Foreign and Colonial NewsThe Illustrated London News, vol. 42, no. 1202, p. 502.
May 9, 1863
By the arrival of the steamers City of Baltimore and Hibernian we have New York journals to the 25th ult.
The Federal gun-boats on the Nansemond River, Eastern Virginia, and a Federal force co-operating therewith, have stormed a Confederate battery of six guns and captured 200 prisoners.
The Confederates have abandoned the siege of Washington, North Carolina.
Admiral Dupont's iron-clad fleet still remains off Charleston Harbour. The Charleston Mercury asserts that the guns of the sunken Federal ironclad Keokuk have been recovered by the Confederates.
On the Mississippi there was considerable activity.
On the night of the 16th Admiral Porter, with seven gun-boats, one ram, and three transports, attempted to pass the Vicksburg batteries. One transport was obliged to return, another was burnt, and it is supposed that all on board were lost. The remainder of the vessels passed safely. Eleven Federal gun-boats, including Admiral Farragut's three, are now below Vicksburg. They have destroyed the Confederate batteries at Warrenton, about twenty miles below Vicksburg, and are anchored at New Carthage, where General Grant's head-quarters are established, and to which place a portion of General Grant's army had proceeded overland.
The steamer Queen of the West, recently captured by the Confederates, has been blown up by the Federal gun-boats and her crew captured. The Confederate steamer Diana has also been burnt on the Atchafayala River.
A portion of the forces under General Banks was above Franklin, Louisiana, on the River Teche. The object of General Banks's expedition was to capture Franklin, where all the Confederates below the Red River are supposed to be posted, and a victory at this place would open the way for an advance of the Federals to the Red River.
A Federal division had made an expedition from Greenville, Mississippi, up Deer Creek, and, during six days, destroyed property on various plantations estimated at 3,000,000 dols., consisting of cotton-mills, cotton-gins, and 700,000 bushels of corn. They likewise brought away a considerable amount of stores.
The Confederate ship-of-war Florida captured the Boston barque Lapwing on the 27th of March, and put two guns and eighteen men on board. She has also captured the New York barqu[e] Concord. About the same time the Alabama chased two vessels ashore in Turk's Island Passage.
Earl Russell's letter of April 3, concerning the right of search in regard to British vessels trading with Matamoras, had created a favourable impression on American public opinion, which had been fortified by the action taken by the British Government in seizing the Alexandra. For the present, the symptoms menacing to a continuance of peace have passed away.

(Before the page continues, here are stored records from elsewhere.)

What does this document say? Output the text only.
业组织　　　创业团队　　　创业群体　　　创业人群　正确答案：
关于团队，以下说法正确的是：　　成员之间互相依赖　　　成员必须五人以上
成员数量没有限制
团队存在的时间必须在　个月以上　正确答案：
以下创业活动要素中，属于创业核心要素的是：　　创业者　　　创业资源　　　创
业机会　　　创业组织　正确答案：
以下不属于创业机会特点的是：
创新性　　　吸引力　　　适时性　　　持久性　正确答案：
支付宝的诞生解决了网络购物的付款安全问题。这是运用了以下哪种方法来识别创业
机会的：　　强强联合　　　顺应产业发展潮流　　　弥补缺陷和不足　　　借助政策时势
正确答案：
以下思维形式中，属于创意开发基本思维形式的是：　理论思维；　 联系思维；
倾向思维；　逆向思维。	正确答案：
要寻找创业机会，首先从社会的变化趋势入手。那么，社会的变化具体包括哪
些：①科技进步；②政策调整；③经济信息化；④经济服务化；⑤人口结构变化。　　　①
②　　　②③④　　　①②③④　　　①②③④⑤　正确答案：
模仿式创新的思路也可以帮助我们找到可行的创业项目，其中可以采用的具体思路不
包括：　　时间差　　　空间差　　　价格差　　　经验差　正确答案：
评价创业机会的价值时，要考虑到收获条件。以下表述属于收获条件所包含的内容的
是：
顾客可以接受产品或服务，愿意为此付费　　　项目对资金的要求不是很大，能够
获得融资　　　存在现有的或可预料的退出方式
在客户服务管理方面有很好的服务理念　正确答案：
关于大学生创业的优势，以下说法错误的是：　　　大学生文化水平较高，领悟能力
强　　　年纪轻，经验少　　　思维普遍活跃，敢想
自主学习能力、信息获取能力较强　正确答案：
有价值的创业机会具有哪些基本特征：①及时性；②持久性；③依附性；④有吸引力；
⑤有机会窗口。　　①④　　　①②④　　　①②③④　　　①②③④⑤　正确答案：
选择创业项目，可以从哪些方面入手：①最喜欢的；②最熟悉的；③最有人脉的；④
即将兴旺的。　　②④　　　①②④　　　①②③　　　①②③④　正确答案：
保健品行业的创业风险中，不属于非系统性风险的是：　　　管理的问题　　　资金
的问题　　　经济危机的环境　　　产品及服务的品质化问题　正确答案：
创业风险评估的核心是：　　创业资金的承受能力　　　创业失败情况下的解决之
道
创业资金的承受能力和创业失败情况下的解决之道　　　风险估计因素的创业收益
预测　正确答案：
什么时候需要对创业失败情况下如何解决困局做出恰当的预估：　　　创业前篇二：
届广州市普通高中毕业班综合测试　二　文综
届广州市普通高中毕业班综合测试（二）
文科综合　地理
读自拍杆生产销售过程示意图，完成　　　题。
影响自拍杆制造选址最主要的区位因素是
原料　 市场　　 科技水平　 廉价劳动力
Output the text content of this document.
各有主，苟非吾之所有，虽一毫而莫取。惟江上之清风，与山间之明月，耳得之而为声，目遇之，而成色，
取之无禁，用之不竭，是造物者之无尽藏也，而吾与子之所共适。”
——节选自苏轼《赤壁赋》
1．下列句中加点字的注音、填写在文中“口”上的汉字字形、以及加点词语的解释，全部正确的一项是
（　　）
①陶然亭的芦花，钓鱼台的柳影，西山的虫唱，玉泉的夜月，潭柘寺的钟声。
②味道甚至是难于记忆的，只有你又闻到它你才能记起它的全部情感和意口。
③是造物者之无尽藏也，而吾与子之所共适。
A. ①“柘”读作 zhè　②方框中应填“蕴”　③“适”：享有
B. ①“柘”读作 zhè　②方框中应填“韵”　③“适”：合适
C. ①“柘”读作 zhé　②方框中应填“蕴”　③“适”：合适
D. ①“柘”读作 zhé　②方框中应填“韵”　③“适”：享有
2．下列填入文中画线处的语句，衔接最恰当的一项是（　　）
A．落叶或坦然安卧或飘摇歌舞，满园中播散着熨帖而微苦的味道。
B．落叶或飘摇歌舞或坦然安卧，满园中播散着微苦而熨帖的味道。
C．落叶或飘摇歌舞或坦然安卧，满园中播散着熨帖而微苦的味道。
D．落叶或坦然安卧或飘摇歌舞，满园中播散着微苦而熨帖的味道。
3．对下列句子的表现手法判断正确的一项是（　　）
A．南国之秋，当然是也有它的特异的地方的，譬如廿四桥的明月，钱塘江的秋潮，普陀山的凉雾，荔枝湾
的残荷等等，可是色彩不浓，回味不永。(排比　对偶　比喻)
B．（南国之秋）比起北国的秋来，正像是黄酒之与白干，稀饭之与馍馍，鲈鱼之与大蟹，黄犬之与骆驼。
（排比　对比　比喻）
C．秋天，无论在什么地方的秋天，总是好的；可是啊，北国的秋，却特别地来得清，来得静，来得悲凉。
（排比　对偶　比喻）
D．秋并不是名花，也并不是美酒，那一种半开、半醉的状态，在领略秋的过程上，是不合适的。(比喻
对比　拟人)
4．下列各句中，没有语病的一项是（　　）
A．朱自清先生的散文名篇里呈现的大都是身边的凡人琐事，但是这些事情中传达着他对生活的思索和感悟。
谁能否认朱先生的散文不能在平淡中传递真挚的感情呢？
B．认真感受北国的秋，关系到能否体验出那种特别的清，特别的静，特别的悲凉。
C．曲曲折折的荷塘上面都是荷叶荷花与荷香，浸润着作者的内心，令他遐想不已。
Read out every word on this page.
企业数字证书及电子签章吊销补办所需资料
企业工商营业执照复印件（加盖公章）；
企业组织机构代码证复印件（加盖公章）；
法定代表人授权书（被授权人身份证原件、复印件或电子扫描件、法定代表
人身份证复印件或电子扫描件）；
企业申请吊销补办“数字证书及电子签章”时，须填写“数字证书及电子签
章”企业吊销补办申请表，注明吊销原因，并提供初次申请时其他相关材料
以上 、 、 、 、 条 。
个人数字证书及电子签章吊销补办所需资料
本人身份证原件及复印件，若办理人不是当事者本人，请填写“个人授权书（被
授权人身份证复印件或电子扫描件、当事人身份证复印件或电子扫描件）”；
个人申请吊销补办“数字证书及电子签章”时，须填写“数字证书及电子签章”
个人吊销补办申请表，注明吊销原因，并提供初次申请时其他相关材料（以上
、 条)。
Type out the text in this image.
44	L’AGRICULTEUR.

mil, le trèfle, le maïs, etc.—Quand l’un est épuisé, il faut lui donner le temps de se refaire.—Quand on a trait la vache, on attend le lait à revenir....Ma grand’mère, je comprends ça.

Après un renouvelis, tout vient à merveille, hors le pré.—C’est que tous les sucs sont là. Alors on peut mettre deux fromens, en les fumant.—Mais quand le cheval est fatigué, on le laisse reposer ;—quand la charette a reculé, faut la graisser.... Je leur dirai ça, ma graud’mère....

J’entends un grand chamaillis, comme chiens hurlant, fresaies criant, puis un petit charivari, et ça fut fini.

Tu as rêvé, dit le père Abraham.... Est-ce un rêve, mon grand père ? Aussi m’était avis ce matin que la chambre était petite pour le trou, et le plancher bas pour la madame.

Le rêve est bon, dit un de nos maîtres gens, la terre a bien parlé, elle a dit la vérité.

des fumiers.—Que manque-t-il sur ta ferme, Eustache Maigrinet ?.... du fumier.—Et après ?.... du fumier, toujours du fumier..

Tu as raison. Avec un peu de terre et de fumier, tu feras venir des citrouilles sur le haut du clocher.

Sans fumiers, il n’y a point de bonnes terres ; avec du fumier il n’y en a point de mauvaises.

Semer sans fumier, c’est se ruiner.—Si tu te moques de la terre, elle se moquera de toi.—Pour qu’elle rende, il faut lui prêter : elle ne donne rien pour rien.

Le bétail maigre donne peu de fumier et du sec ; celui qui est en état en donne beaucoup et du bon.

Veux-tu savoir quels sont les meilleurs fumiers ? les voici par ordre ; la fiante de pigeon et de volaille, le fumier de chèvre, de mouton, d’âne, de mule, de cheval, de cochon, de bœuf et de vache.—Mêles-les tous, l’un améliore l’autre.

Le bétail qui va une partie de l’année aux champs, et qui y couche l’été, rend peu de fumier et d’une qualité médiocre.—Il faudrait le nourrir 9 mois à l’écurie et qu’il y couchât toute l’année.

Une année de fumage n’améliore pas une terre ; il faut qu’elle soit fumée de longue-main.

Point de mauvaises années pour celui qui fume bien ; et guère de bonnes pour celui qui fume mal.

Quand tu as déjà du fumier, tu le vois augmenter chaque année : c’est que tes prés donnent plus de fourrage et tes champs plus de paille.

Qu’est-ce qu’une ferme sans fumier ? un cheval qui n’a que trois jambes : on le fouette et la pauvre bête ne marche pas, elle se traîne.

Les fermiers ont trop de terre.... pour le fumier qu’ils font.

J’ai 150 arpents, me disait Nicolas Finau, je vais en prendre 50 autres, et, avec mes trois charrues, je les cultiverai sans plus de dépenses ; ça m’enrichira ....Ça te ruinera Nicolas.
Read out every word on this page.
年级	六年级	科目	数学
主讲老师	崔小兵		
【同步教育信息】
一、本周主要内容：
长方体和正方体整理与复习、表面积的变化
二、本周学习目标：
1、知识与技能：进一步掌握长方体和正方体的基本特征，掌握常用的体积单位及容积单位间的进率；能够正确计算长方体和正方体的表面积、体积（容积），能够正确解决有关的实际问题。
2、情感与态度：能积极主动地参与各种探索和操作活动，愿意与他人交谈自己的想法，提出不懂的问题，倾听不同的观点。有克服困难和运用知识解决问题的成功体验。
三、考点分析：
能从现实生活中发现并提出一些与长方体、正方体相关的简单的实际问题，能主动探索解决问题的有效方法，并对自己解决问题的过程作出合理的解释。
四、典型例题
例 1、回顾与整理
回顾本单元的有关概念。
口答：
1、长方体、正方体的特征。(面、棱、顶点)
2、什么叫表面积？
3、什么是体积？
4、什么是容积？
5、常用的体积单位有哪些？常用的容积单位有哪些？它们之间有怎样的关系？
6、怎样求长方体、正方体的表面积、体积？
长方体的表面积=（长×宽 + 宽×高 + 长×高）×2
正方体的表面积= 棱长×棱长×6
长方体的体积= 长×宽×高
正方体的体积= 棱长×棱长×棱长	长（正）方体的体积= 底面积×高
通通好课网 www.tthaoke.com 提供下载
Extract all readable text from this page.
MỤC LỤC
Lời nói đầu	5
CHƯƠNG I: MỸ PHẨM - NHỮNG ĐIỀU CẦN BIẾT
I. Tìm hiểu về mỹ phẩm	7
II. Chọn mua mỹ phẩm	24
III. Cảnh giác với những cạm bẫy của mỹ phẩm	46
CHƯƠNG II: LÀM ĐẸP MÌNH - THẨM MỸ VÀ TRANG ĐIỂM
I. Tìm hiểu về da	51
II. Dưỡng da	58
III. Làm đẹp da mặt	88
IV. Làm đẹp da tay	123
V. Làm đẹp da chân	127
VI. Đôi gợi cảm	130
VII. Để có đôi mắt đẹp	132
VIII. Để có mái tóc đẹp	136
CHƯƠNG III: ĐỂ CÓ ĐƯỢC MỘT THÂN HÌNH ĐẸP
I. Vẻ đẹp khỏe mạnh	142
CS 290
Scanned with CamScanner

The case of the Peterhoff is pending before the New York Prize Court. The mail-bag has been delivered unopened to the British Consul by order of the District Court.
The British gun-boat Cygnet was fired at on the 4th ult., in the Bahama Channel, by the Federal steamer Connecticut, who mistook the Cygnet for the Alabama. The Captain of the Cygnet went on board the Connecticut, and the affair was amicably settled.
President Lincoln has proclaimed that Western Virginia will become a State of the Union in sixty days from the date of the proclamation (April 20).
The clause in the Massachusetts Constitution requiring an adopted citizen to reside two years in the State before he can exercise the suffrage has been repealed by a special popular vote.
The costly institute built and endowed by Mr. Peabody, at Baltimore, is nearly finished, but the trustees have concluded not to inaugurate the institution until after the close of the war. The most interesting feature about the building is the library-room, 90 ft. long and 40 ft. wide.
The constitutionality of the "Black laws" of Illinois, under which coloured people are excluded from the commonwealth, is to be tested in the Supreme Court of that State.
A new war-frigate for the King of Italy has been launched at New York.
The Governor of New York vetoed a bill allowing soldiers and sailors to vote by proxy. The Senate passed the bill over the Governor's veto, but it failed in the Lower House to acquire the requisite two-thirds majority.